- Country: China
- Location: Yingkou
- Coordinates: 40°18′17″N 122°06′17″E﻿ / ﻿40.30472°N 122.10472°E
- Status: Operational
- Commission date: June 1995
- Owner: Huaneng Power International

Thermal power station
- Primary fuel: Coal

Power generation
- Nameplate capacity: 1,840 MW
- Capacity factor: 73.07 %

= Huaneng Yingkou Power Station =

Power station in China

The Huaneng Yingkou Power Station (华能营口电厂) is a large thermal power station in China, with installed capacity of 1,840 MW. As of 2016, the plant is installed with two 320 MW units, and two 600 MW units, totalling to 1,840 MW.

The station is fuelled by coal, with an efficiency rate of 330.5 grams consumed for each KWh generated.
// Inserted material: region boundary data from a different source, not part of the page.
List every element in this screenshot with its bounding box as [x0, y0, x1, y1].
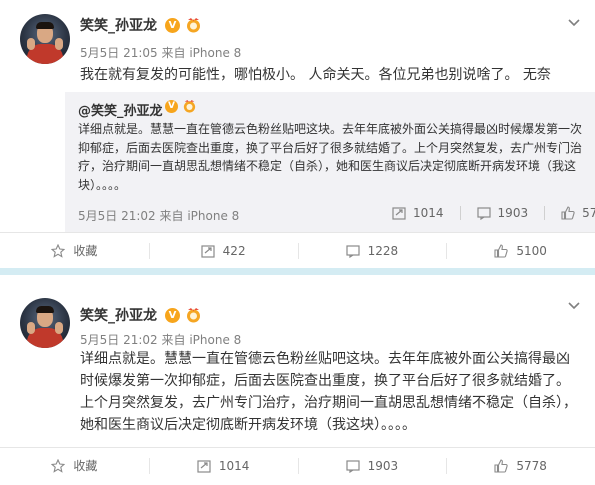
like-button[interactable]: 5778: [446, 448, 595, 483]
author-name[interactable]: 笑笑_孙亚龙: [80, 15, 157, 35]
post-meta: 5月5日 21:02 来自 iPhone 8: [80, 331, 241, 348]
post-meta: 5月5日 21:05 来自 iPhone 8: [80, 44, 241, 61]
like-count: 5100: [516, 243, 547, 258]
chevron-down-icon[interactable]: [566, 297, 582, 313]
post-text: 我在就有复发的可能性，哪怕极小。 人命关天。各位兄弟也别说啥了。 无奈: [80, 67, 551, 83]
repost-quote[interactable]: @笑笑_孙亚龙 V 详细点就是。慧慧一直在管德云色粉丝贴吧这块。去年年底被外面公…: [65, 92, 595, 232]
weibo-post-1: 笑笑_孙亚龙 V 5月5日 21:05 来自 iPhone 8 我在就有复发的可…: [0, 0, 595, 268]
quote-comment-button[interactable]: 1903: [476, 206, 529, 220]
quote-like-button[interactable]: 5778: [561, 206, 595, 220]
quote-repost-button[interactable]: 1014: [392, 206, 444, 220]
medal-icon: [183, 100, 196, 113]
quote-repost-count: 1014: [413, 206, 444, 220]
quote-time[interactable]: 5月5日 21:02: [78, 209, 156, 223]
comment-count: 1903: [367, 458, 399, 473]
comment-button[interactable]: 1903: [297, 448, 447, 483]
verified-badge-icon: V: [165, 100, 178, 113]
quote-meta: 5月5日 21:02 来自 iPhone 8: [78, 207, 239, 224]
quote-like-count: 5778: [582, 206, 595, 220]
post-action-bar: 收藏 422 1228 5100: [0, 232, 595, 268]
author-avatar[interactable]: [20, 298, 70, 348]
medal-icon: [187, 308, 200, 323]
thumbs-up-icon: [494, 458, 509, 473]
repost-icon: [392, 207, 406, 220]
repost-icon: [197, 459, 211, 473]
favorite-button[interactable]: 收藏: [0, 448, 149, 483]
weibo-post-2: 笑笑_孙亚龙 V 5月5日 21:02 来自 iPhone 8 详细点就是。慧慧…: [0, 275, 595, 485]
chevron-down-icon[interactable]: [566, 14, 582, 30]
post-text: 详细点就是。慧慧一直在管德云色粉丝贴吧这块。去年年底被外面公关搞得最凶时候爆发第…: [80, 351, 577, 433]
comment-icon: [476, 207, 491, 220]
quote-stats: 1014 1903 5778: [392, 206, 595, 220]
favorite-button[interactable]: 收藏: [0, 233, 149, 268]
feed-divider: [0, 268, 595, 275]
quote-comment-count: 1903: [497, 206, 529, 220]
medal-icon: [187, 18, 200, 33]
post-action-bar: 收藏 1014 1903 5778: [0, 447, 595, 483]
comment-button[interactable]: 1228: [297, 233, 447, 268]
repost-icon: [201, 244, 215, 258]
repost-button[interactable]: 422: [148, 233, 298, 268]
verified-badge-icon: V: [165, 308, 180, 323]
post-source: 来自 iPhone 8: [161, 46, 242, 60]
author-name[interactable]: 笑笑_孙亚龙: [80, 305, 157, 325]
comment-icon: [345, 244, 360, 258]
thumbs-up-icon: [494, 243, 509, 258]
author-avatar[interactable]: [20, 14, 70, 64]
like-button[interactable]: 5100: [446, 233, 595, 268]
post-time[interactable]: 5月5日 21:02: [80, 333, 158, 347]
repost-count: 1014: [218, 458, 250, 473]
post-source: 来自 iPhone 8: [161, 333, 242, 347]
post-time[interactable]: 5月5日 21:05: [80, 46, 158, 60]
quote-source: 来自 iPhone 8: [159, 209, 240, 223]
repost-count: 422: [222, 243, 246, 258]
comment-count: 1228: [367, 243, 399, 258]
comment-icon: [345, 459, 360, 473]
quote-author[interactable]: @笑笑_孙亚龙: [78, 100, 163, 119]
like-count: 5778: [516, 458, 547, 473]
thumbs-up-icon: [561, 206, 575, 220]
repost-button[interactable]: 1014: [148, 448, 298, 483]
star-icon: [51, 243, 66, 258]
favorite-label: 收藏: [73, 244, 98, 258]
favorite-label: 收藏: [73, 459, 98, 473]
quote-text: 详细点就是。慧慧一直在管德云色粉丝贴吧这块。去年年底被外面公关搞得最凶时候爆发第…: [78, 122, 583, 193]
star-icon: [51, 458, 66, 473]
verified-badge-icon: V: [165, 18, 180, 33]
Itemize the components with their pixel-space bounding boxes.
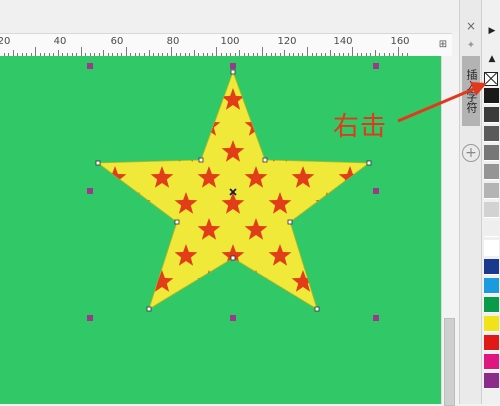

In 2007 planned capacity was 4,840 MW.

Nearby Huaneng Yingkou Co-generation Power Plant is a combined heat and power station with installed capacity 660 MW consisting of two 330 MW generating units, which commenced operation in December 2009.

Adjacent Yingkou Co-generation Photovoltaic Power Plant is a 10 MW photovoltaic power station that commenced operation in June 2016.